Digital Geography Lab, Department of Geosciences and Geography, University of Helsinki, Helsinki, Finland.
Helsinki Institute of Sustainability Science, Institute of Urban and Regional Studies, University of Helsinki, Helsinki, Finland.
Sci Data. 2024 Aug 9;11(1):858. doi: 10.1038/s41597-024-03689-z.
Travel times between different locations form the basis for most contemporary measures of spatial accessibility. Travel times allow to estimate the potential for interaction between people and places, and is therefore a vital measure for understanding the functioning, sustainability, and equity of cities. Here, we provide an open travel time matrix dataset that describes travel times between the centroids of all cells in a grid (N = 13,132) covering the metropolitan area of Helsinki, Finland. The travel times recorded in the dataset follow a door-to-door approach that provides comparable travel times for walking, cycling, public transport and car journeys, including all legs of each trip by each mode, such as the walk to a bus stop, or the search for a parking spot. We used the r5py Python package, that we developed specifically for this computation. The data are sensitive to diurnal variations and to variations between people (e.g. slow and fast walking speed). We validated the data against the Google Directions API and present use cases from a planning practice. The five key principles that guided the data set design and production - comparability, simplicity, reproducibility, transferability, and sensitivity to temporal and interpersonal variations - ensure that urban and transport planners, business and researchers alike can use the data in a wide range of applications.

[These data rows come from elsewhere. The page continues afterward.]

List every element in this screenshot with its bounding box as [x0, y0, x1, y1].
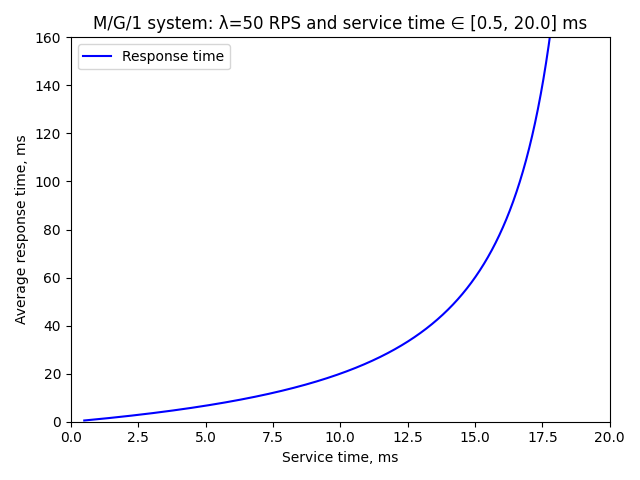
- Line: Response time: Response time: [84, 0, 610, 420]
- Response time: [81, 418, 88, 423]
- Title: M/G/1 system: λ=50 RPS and service time ∈ [0.5, 20.0] ms: M/G/1 system: λ=50 RPS and service time …: [93, 15, 588, 33]
- X-axis label: Service time, ms: Service time, ms: [282, 451, 399, 465]
- Response time: [322, 376, 330, 382]
- Response time: [494, 235, 502, 241]
- Y-axis label: Average response time, ms: Average response time, ms: [15, 135, 29, 324]
- Legend: Response time: Response time: [77, 44, 230, 70]
- Response time: [336, 371, 344, 377]
- Response time: [108, 415, 115, 421]
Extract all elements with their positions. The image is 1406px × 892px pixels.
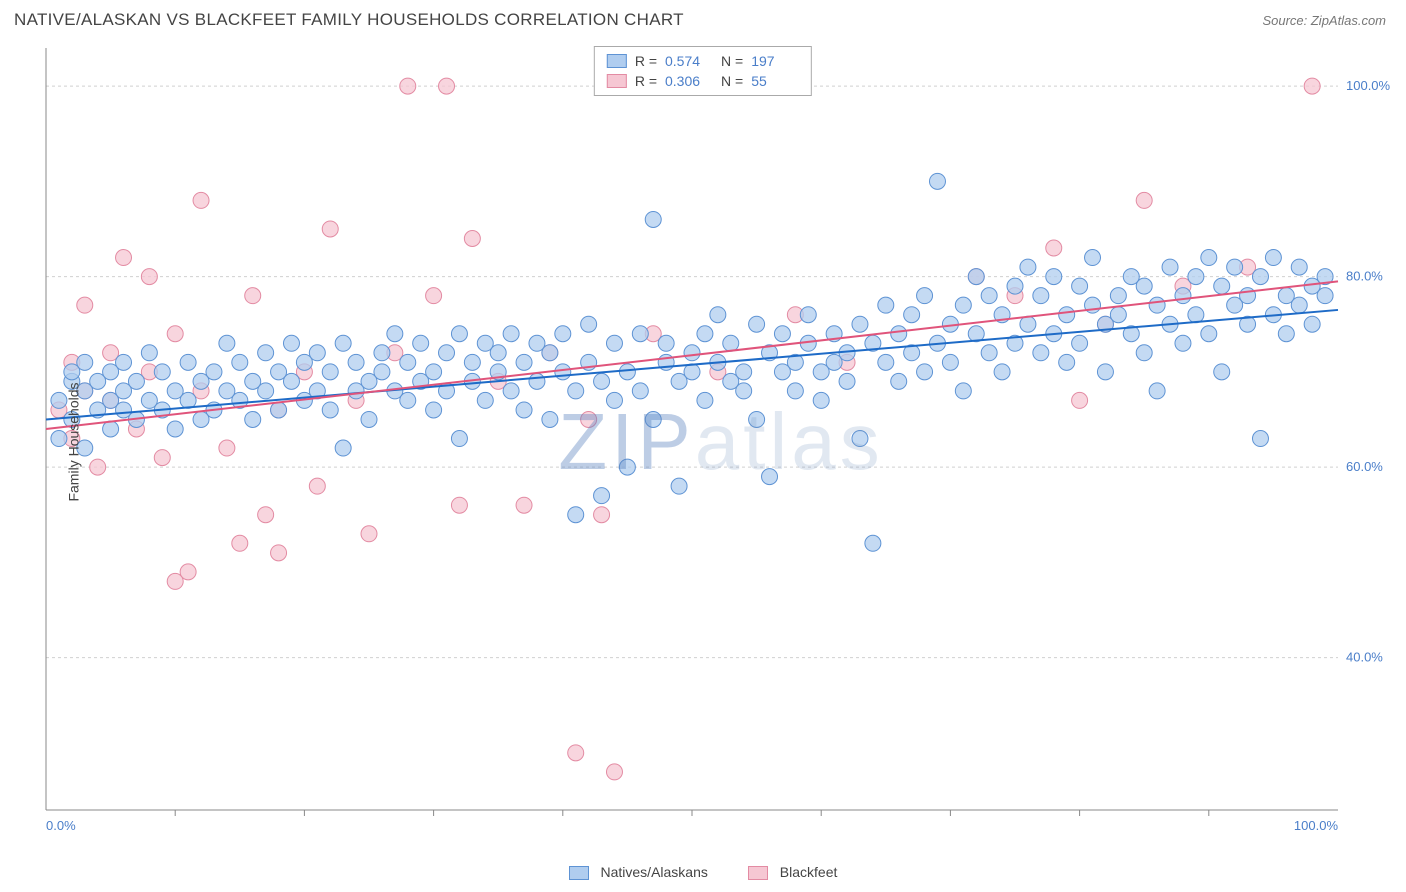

不同地点之间的出行时间是大多数现代空间可达性衡量指标的基础。出行时间可以用来估计人与人之间以及人与地点之间互动的潜力,因此是理解城市功能、可持续性和公平性的重要衡量指标。在这里,我们提供了一个开放的出行时间矩阵数据集,描述了芬兰赫尔辛基大都市区网格中所有单元格质心之间的出行时间(N=13132)。该数据集中记录的出行时间采用门到门的方法,为步行、骑自行车、公共交通和汽车出行提供可比的出行时间,包括每种出行方式的所有行程段,例如步行到公共汽车站或寻找停车位。我们使用了专门为此计算开发的 r5py Python 包。数据对昼夜变化和人与人之间的变化(例如步行速度慢和快)很敏感。我们使用谷歌方向 API 对数据进行了验证,并展示了来自规划实践的用例。数据集设计和制作的五个关键原则——可比性、简单性、可重复性、可转移性以及对时间和人际变化的敏感性——确保城市和交通规划者、企业和研究人员都可以在广泛的应用中使用这些数据。